3.2 Results and Comparison

Here we compare the results obtained by our approach on the three data sets above with those yielded by a number of alternatives. For all the methods under consideration we have used four common performance parameters. These are Sensitivity (Se), Specificity (Sp), Accuracy (Acc) and AUC. These results are shown in Tables 1, 2 and 3.

Fig. 5.
figure 5

The segmentation results of the RM-FCN model on the two noisy test images i.e. image number 1, 2 and 3 from the STARE dataset. From left-to-right, we show the input images, the ground truth segmentation map and that yielded by our method.

Table 1. Performance comparison of our RM-FCN on DRIVE data set with respect to other methods elsewhere in the literature
Table 2. Performance comparison of our RM-FCN on CHASE_DB1 data set with respect to other methods elsewhere in the literature

We also show qualitative results in Figs. 3, 4 and 5 for the three data sets under consideration. In all figures we show, from left-to-right the input imagery, the segmentation ground truth provided by the hand-labeled vessel maps and the results yielded by our method. From the figures, we can see that our method can cope well with thinner vessels, preserving well the fine-grained detail while being quite robust to different conditions, variations in contrast and optic disk position and size.
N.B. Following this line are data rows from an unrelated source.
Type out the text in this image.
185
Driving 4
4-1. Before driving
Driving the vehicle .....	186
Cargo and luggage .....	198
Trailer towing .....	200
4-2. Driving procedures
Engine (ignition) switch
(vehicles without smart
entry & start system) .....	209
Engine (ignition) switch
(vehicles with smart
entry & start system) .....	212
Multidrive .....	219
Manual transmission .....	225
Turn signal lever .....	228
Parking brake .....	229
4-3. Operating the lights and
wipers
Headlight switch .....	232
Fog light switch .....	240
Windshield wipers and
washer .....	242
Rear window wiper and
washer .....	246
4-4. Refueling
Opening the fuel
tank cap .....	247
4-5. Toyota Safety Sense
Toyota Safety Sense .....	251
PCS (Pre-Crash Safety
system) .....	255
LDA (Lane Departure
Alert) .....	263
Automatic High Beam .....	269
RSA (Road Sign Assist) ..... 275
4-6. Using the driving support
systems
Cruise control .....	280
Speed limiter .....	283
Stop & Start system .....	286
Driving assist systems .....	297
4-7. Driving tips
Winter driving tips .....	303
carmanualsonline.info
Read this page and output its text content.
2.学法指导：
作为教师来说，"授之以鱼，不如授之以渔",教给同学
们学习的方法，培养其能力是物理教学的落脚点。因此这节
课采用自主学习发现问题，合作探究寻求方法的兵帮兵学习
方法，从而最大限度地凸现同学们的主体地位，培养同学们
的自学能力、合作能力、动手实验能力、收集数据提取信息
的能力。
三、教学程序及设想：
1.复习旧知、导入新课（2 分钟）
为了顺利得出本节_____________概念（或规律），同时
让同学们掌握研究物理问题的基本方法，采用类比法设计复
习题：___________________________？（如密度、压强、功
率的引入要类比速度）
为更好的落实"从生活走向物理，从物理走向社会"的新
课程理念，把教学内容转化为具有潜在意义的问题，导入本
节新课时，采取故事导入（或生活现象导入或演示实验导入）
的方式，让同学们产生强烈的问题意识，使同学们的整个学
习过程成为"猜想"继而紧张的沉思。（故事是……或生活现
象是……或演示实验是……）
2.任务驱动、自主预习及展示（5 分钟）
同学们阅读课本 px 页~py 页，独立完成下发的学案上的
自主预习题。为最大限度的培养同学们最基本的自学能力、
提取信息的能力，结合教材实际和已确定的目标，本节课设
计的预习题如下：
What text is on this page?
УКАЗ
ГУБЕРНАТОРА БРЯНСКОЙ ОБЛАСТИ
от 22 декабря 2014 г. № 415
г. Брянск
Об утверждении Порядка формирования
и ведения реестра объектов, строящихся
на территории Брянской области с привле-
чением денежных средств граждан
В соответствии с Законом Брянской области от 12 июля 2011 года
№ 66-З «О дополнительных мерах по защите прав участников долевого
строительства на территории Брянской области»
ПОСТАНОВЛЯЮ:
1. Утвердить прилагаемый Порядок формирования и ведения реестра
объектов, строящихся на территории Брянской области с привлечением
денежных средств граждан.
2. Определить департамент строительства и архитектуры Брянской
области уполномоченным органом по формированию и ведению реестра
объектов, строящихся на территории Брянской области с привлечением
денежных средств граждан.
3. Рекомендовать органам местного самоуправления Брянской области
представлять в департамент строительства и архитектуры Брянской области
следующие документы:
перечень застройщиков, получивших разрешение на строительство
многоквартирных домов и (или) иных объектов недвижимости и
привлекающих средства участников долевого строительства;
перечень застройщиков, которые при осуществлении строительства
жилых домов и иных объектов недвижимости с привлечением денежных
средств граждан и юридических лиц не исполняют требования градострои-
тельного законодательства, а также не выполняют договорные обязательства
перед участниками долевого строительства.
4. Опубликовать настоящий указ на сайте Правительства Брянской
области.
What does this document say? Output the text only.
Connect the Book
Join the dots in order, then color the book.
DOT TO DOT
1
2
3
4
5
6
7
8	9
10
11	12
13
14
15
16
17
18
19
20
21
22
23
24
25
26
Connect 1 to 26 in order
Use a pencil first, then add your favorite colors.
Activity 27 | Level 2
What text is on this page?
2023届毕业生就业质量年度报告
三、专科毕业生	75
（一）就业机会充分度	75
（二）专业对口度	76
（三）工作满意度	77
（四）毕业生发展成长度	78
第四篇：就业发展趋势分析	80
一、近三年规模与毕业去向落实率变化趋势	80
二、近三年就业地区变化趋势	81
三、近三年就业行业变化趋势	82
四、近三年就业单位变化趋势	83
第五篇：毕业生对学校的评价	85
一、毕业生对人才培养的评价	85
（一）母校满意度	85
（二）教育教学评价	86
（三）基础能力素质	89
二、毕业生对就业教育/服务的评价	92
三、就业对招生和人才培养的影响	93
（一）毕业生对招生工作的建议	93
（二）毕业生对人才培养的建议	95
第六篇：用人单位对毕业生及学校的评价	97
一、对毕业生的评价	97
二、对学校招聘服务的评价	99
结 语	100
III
Table 3. Performance comparison of our RM-FCN on STARE database with respect to other methods elsewhere in the literature

From Table 1, it is clear that our method’s accuracy is the highest amongst the alternatives for the DRIVE data set. The second best accuracy on the Drive data set is that delivered by the method of Arsalan et al. [19]. In terms of sensitivity, on the DRIVE dataset, our method also achieve the highest value. The second best sensitivity on DRIVE dataset is that of the method in [10] (CE-Net). Similarly, the results presented in Table 2 indicate that method proposed here has the best overall performance on the CHASE data set across all the measures used. The sensitivity achieved by the Arsalan et al. [19] is the second highest in Table 2. The accuracy of Yin et al. [21] is the best among all the approaches under consideration. Finally, Table 3 shows that is also the best performing method on the STARE data set. The sensitivity achieved by the Arsalan et al. [19] is again the second highest.

4 Conclusions

In this paper we have presented a residual multi-scale network for retinal vessel segmentation that employs skip connections, multiscale filters and a reduced number of pooling operations so as to segment large, medium and thin vasculature under large variations of contrast, optic disk position and size. We have illustrated the utility of the method for the task in hand by performing experiments on three publicly accessible databases, namely CHASE DB1, STARE and DRIVE. In our experiments, our network outperformed a number of state-of-the-art alternatives. For our comparison, we have used well-known measurement parameters, namely sensitivity, balanced accuracy and accuracy.